Rather than the huge crowds associated with the old normal, a few bystanders looked on as a mask-wearing Walton set up a briefcase, a pair of shoes and a small American flag. The barefoot Walton “plunged” up to his ankles.
Walton also paid tribute to his plunge co-founder Stacy Demcher by producing a pair of fashionable high heels Demcher destroyed in last year’s event.
“She has no problem trashing a pair of shoes every year,” Walton said, chuckling. “She gets into it.”
A group of visiting young women, recent graduates of Penn State University, cheered Walton on and celebrated, while maintaining social distancing. In Walton’s mind, the event had taken place.
“I felt it was important to do something to keep the continuity of the event going,” he said. “At least in my mind.”
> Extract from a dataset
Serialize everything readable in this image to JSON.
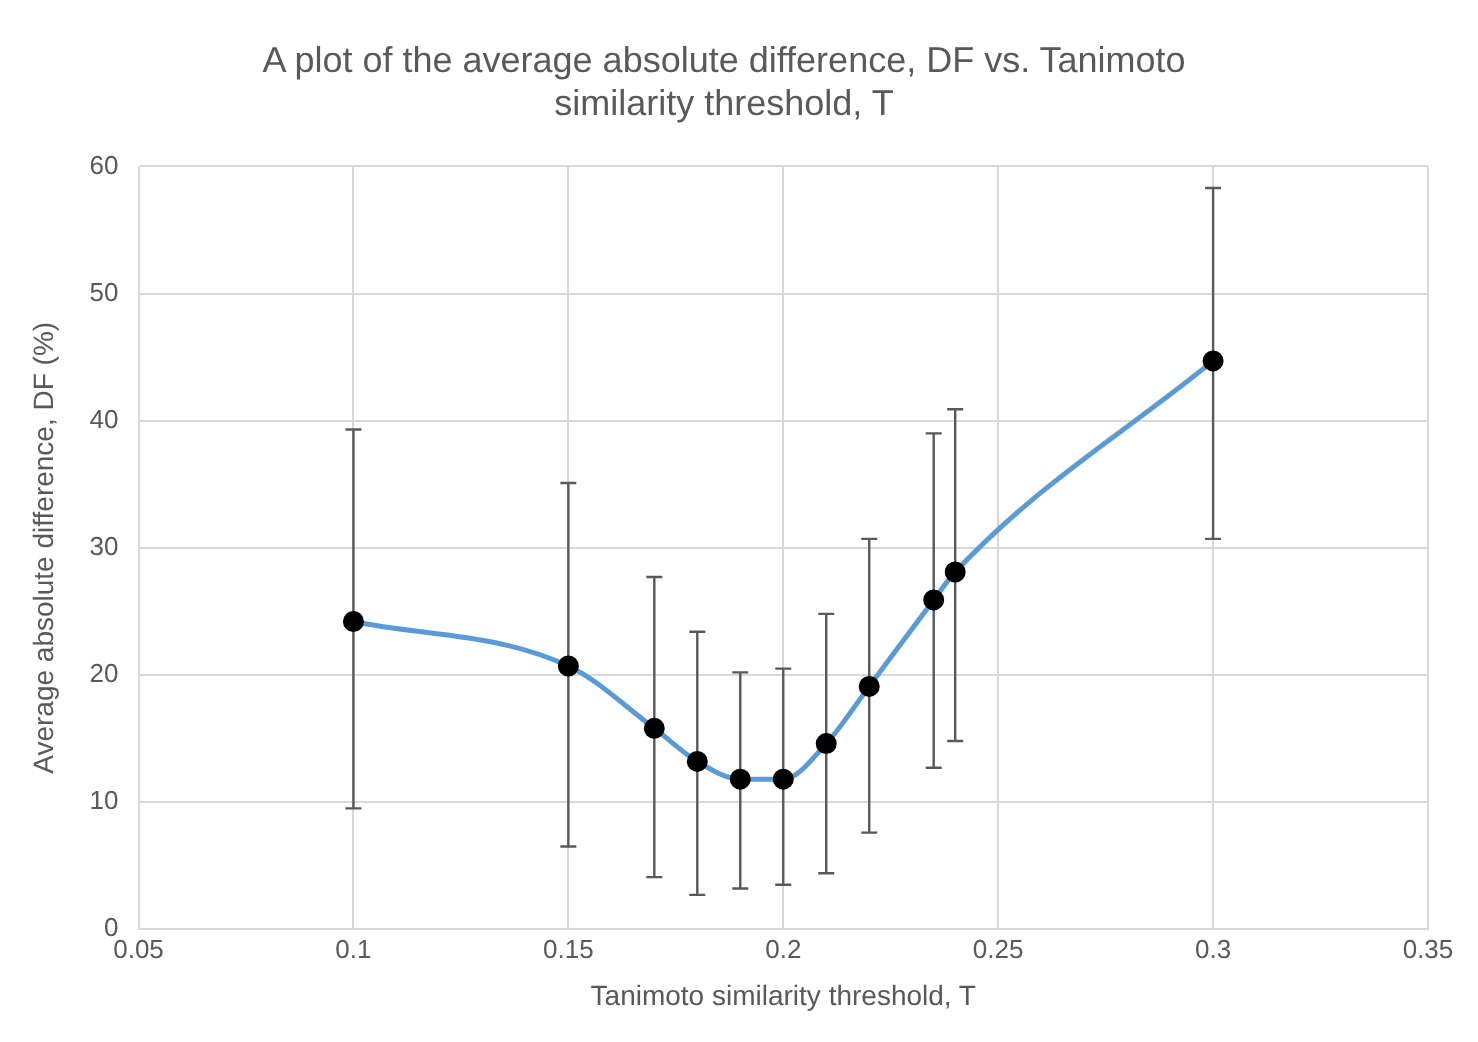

“Keeping with tradition, the plunge made its mark, albeit without its zany pomp and circumstances,” he added.
Still, Walton said it was an important act of symbolism. He also urged visitors, residents and second homeowners to have fun this weekend but to not lose sight of the reason for the holiday, to honor American servicemen and servicewomen who made the supreme sacrifice.
“The vibe of the plunge has always been a super-fun spectacle,” he said. “The many veterans who take part remind us of the sacrifices they have made so that we can have a great Memorial Day weekend and enjoy fun stuff like this.”